Opera commits to Chromium and WebKit
Opera Software, the company behind the proprietary Opera browser, announced that it will stop developing its own Presto rendering engine in favour of a switch to a WebKit-based solution over the course of this year. The announcement comes as the company celebrates 300 million monthly users of its browser products on the desktop, mobile devices and TVs.
Opera CTO Håkon Wium Lie summarised the reason for the decision by saying: "it makes more sense to have our experts working with the open source communities to further improve WebKit and Chromium, rather than developing our own rendering engine further." He went on to explain that the company is looking to contribute to the Chromium and WebKit projects and has already submitted its first set of patches. The new family of browsers will use Chromium's V8 engine to render JavaScript.

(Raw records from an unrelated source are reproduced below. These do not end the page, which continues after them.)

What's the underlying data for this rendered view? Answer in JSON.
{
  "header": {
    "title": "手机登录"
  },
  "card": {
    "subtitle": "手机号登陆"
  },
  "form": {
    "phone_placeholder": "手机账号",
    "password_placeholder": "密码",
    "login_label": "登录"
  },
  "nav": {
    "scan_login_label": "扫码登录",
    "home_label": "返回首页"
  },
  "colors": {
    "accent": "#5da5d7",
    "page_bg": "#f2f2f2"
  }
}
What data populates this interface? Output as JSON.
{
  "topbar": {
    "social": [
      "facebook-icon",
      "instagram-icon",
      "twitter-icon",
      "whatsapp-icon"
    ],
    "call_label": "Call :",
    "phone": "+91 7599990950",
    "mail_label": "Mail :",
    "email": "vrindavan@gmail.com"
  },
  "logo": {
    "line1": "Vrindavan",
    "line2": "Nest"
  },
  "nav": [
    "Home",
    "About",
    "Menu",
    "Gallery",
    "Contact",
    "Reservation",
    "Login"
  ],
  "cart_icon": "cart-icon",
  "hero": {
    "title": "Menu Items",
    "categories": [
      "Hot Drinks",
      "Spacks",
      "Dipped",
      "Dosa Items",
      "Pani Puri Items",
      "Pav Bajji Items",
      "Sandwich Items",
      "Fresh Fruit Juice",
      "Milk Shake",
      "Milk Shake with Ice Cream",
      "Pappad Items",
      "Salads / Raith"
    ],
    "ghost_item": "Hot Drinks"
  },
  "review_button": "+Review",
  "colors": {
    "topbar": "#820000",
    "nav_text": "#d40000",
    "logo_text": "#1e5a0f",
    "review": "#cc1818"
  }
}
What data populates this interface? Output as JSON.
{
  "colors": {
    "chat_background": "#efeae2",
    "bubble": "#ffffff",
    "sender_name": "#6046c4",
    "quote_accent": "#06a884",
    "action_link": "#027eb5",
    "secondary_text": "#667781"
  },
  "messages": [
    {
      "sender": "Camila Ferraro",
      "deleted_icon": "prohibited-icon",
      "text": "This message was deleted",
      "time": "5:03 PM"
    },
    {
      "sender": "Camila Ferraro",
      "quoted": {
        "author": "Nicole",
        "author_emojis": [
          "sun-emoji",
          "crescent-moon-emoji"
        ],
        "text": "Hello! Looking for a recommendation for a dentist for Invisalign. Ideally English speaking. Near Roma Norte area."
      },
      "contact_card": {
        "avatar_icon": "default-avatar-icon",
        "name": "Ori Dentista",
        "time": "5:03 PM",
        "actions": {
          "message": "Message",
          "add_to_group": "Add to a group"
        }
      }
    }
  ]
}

The company has also said that it will be showing what it calls a "first look at what Opera is bringing to the smartphone game as a result of this switch" at the Mobile World Congress in Barcelona at the end of the month. The new Android browser, which it unveiled under the code name "ICE" last month, is based on experimental work the company has been doing with WebKit.
In a post on Opera's developer relations blog, Bruce Lawson was seeking to ease developer's concerns, explaining that web developers will not have to change their web development processes as a result of the switch. Extensions designed for the current version of Opera are also expected to continue working.
In the meantime, it has been rumoured that Opera Software could be preparing to be acquired by another company. The Norwegian technology news site digi.no is reporting that the company's founder and biggest shareholder Jon S. von Tetzchner has reduced his ownership in the company from 10% to 5.18%. This amount is below the limit where von Tetzchner could block a theoretical acquisition.